I would like to add certain words to the default stopwords list used in wordcloud. Current code:
all_text = " ".join(rev for rev in twitter_clean.text)
stop_words = ["https", "co", "RT"]
wordcloud = WordCloud(stopwords = stop_words, background_color="white").generate(all_text)
plt.imshow(wordcloud, interpolation='bilinear')
plt.axis("off")
plt.show()
When I use the custom stop_words variable, words such as "is", "was" , and "the" are all interpreted and displayed as high frequency words. However, when I use the default stopwords list (no stopwords argument) then there are many other words that are displayed as highly frequent. How do I add my custom stop_words variable along with the default stopwords list to my wordcloud?
Just append your list to the built-in STOPWORDS list:
From the wordcloud documentation:
stopwords : set of strings or None. The words that will be eliminated.
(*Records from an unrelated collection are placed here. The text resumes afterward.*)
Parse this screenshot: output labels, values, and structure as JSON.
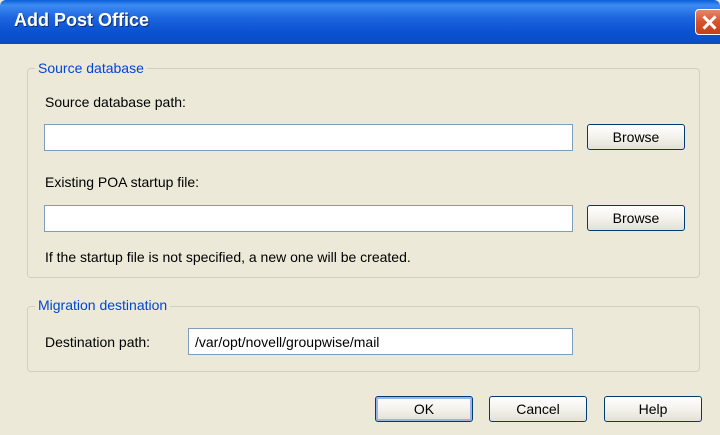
{
  "window": {
    "title": "Add Post Office"
  },
  "source_group": {
    "legend": "Source database",
    "db_path_label": "Source database path:",
    "db_path_value": "",
    "browse1_label": "Browse",
    "startup_label": "Existing POA startup file:",
    "startup_value": "",
    "browse2_label": "Browse",
    "note": "If the startup file is not specified, a new one will be created."
  },
  "migration_group": {
    "legend": "Migration destination",
    "dest_label": "Destination path:",
    "dest_value": "/var/opt/novell/groupwise/mail"
  },
  "buttons": {
    "ok": "OK",
    "cancel": "Cancel",
    "help": "Help"
  },
  "colors": {
    "titlebar": "#0a53d2",
    "legend": "#0046d5",
    "dialog_bg": "#ece9d8",
    "close": "#d6532c"
  }
}
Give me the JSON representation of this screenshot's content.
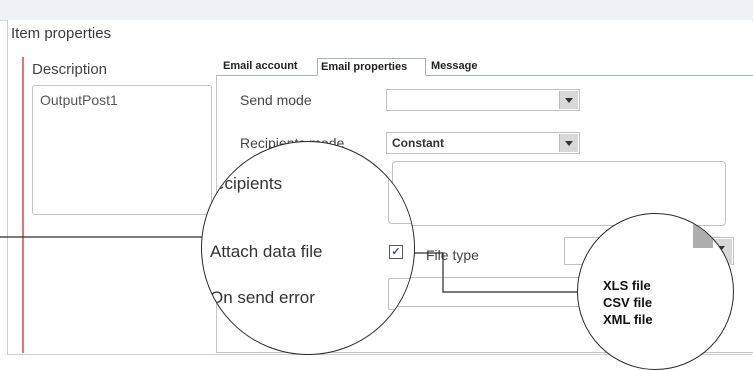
{
  "panel": {
    "title": "Item properties"
  },
  "description": {
    "label": "Description",
    "value": "OutputPost1"
  },
  "tabs": [
    {
      "label": "Email account"
    },
    {
      "label": "Email properties"
    },
    {
      "label": "Message"
    }
  ],
  "form": {
    "send_mode": {
      "label": "Send mode",
      "value": ""
    },
    "recipients_mode": {
      "label": "Recipients mode",
      "value": "Constant"
    },
    "recipients": {
      "label": "ecipients"
    },
    "attach_data_file": {
      "label": "Attach data file",
      "checked": true,
      "check_glyph": "✓"
    },
    "file_type": {
      "label": "File type"
    },
    "on_send_error": {
      "label": "On send error"
    }
  },
  "file_type_options": [
    "XLS file",
    "CSV file",
    "XML file"
  ]
}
If None, the build-in STOPWORDS list will be used.
So you can simply append STOPWORDS to your custom list and use it
all_text = " ".join(rev for rev in twitter_clean.text)
stop_words = ["https", "co", "RT"] + list(STOPWORDS)
wordcloud = WordCloud(stopwords = stop_words, background_color="white").generate(all_text)
plt.imshow(wordcloud, interpolation='bilinear')
plt.axis("off")
plt.show()